At the hearing, the trial court sustained the head of family wages exemption, thereby implicitly denying the remaining claimed exemptions. We agree that Mrs. Adams is not entitled to the claimed exemptions of unemployment compensation, retirement benefits, and IRS refund. Mrs. Adams testified that she is not receiving unemployment benefits yet, and chapter 222 does not provide an exemption for IRS refunds. With regard to retirement benefits, Mrs. Adams testified only that she withdrew from an IRA $2,910.44 and she deposited it into her checking account on March 12, 2019. The record contains no information about the IRA or what, if any, portion of the $5,480.75 in the checking account is attributable to the money taken from it. See In re Yerian , 927 F.3d 1223, 1228-29 (11th Cir. 2019) (" Section 222.21 of the Florida Statutes imposes different exemption requirements on different IRAs, depending on whether and how the Internal Revenue Service has signed off on the IRA's terms. Section 222.21(2)(a)(1) applies if the IRA's terms have been ‘preapproved by the Internal Revenue Service as exempt from taxation.’ Section 222.21(2)(a)(2) applies if the IRA's terms have been ‘determined by the Internal Revenue Service to be exempt from taxation.’ And if the IRS has neither preapproved nor determined that the IRA's terms comply with the tax code, the debtor must seek an exemption under section 222.21(2)(a)(3)."); see also § 222.21(2), Fla. Stat. (2018).
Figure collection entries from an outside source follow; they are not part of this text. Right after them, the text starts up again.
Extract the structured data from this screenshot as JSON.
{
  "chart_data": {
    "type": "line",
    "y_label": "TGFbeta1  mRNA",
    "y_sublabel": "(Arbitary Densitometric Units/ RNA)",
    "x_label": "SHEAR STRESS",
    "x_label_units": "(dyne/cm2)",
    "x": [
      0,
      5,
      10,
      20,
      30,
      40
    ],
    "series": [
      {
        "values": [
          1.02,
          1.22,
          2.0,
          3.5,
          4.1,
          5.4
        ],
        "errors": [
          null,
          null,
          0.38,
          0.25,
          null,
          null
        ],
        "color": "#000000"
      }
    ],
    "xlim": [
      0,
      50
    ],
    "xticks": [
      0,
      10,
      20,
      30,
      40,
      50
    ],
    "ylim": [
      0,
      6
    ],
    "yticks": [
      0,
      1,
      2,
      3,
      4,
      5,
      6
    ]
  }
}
Moreover, we find that the trial court erred by sustaining the claim for head of family wages exemption. Mrs. Adams's savings account does not contain her earnings; she testified it consists of a portion of the purge amount Mr. Adams paid in back child support. Mrs. Adams further testified that she earns $28 per hour and works limited hours and that she deposits her income into the checking account, along with all other monies she receives, including money from her family, student loan, and IRS refund. Mrs. Adams indicated that the majority of the funds in the checking account is from the IRS refund. IRS refunds are not wages subject to exemption under section 222.11. Matter of Truax , 104 B.R. 471, 472 (Bankr. M.D. Fla. 1989) ; see also In re Lancaster , 161 B.R. 308, 309 (Bankr. S.D. Fla. 1993). Additionally, Mrs. Adams did not trace and identify the commingled funds in the checking account as earnings as required under section 222.11(3). In announcing its ruling at the hearing, the trial court seemed to recognize the lack of proof in that regard, but nevertheless granted the exemption "in equity and fairness" because Mrs. Adams "[has] been struggling without receiving any child support." Chapter 222 does not provide for an "equity and fairness" exemption.
CONCLUSION
Therefore, we are constrained to reverse the challenged order because Mrs. Adams did not meet her burden of proving that any statutory exemption to garnishment applies.
REVERSED.
Lewis, Winokur, and Jay, JJ., concur.